Project Description :

This project aims to develop a Multimodal Model that can be embedded in robots designed to detect emergency situations for elderly individuals living alone. By leveraging the Vision Transformer model and image captioning, we intend to address problems that were previously undetectable. According to previous studies, "It was impossible to determine whether a person lying on the floor in a still image had fallen or was simply lying down." This is evidenced by the fact that after training on datasets for single modality, the test accuracy for BERT and ViT models was only 0.7 and 0.875, respectively, showing the difficulty. Compared to using a single modality, Vision-Language Models that utilize a dataset combining two modalities show significantly better results with a test accuracy of 0.92.

Methodologies

1. BERT Implementation BERT_MODEL_CODE

This project utilized a general Pretrained BERT model, and employed the tensorflow keras library for model training and dataset management.
Each sentence is tokenized using a tokenizer, and these tokenized sentences undergo input embedding followed by the addition of positional encoding before entering the multi-head attention mechanism.
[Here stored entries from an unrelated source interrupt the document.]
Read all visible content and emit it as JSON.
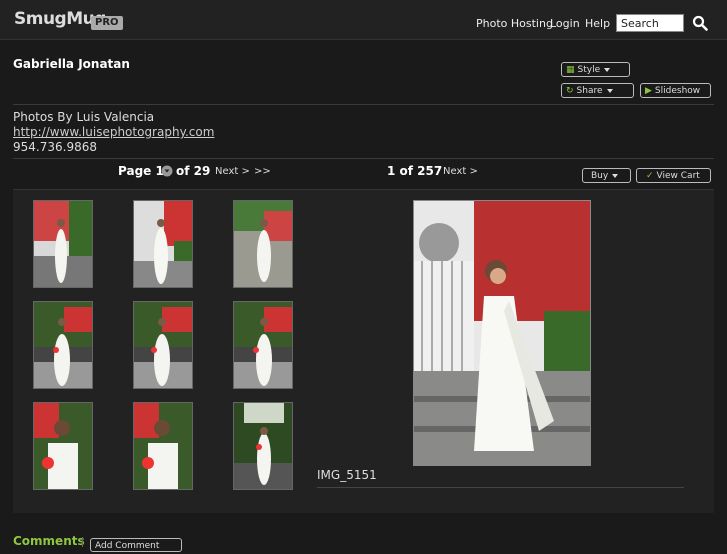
{
  "header": {
    "logo": "SmugMug",
    "badge": "PRO",
    "nav": [
      "Photo Hosting",
      "Login",
      "Help"
    ],
    "search_value": "Search",
    "search_icon": "search-icon"
  },
  "gallery_owner": "Gabriella Jonatan",
  "buttons": {
    "style": "Style",
    "share": "Share",
    "slideshow": "Slideshow",
    "buy": "Buy",
    "view_cart": "View Cart"
  },
  "info": {
    "photographer": "Photos By Luis Valencia",
    "website": "http://www.luisephotography.com",
    "phone": "954.736.9868"
  },
  "pager": {
    "page_label": "Page 1",
    "of_pages": "of 29",
    "next": "Next >",
    "last": ">>",
    "position": "1 of 257",
    "next_photo": "Next >"
  },
  "photo_caption": "IMG_5151",
  "comments": {
    "title": "Comments",
    "add": "Add Comment"
  },
  "colors": {
    "accent": "#8ec63f",
    "background": "#1a1a1a"
  }
}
The token “man” strongly attends to “hallway”, and “lying” similarly focuses on “ground”.
This highlights how the model prioritizes certain tokens over others, revealing how information is centralized around specific words.

2. Transformer Background Study (24.03.10 - 24.03.13)

3. Vision Transformer Architecture(ViT) Implementation (23.03.27 - 23.04.02) ViT_MODEL_CODE

ViT Mechanism

Similar to the BERT model, these patches are processed as individual image tokens. Each patch token progress linear projection and subsequently augmented with positional embeddings.
This step enables the Transformer encoder to process each patch. The self-attention mechanism within each Transformer block allows the model to prioritize and weigh the patches independently of their spatial positions, capturing global dependencies within the image.

Split img

The fundamental mechanism begins with dividing the image into patches according to established patch size which is 16x16.
Then, the image is resized from 224 x 224 to 16x16, resulting in a total of 196 patches of 16x16 each.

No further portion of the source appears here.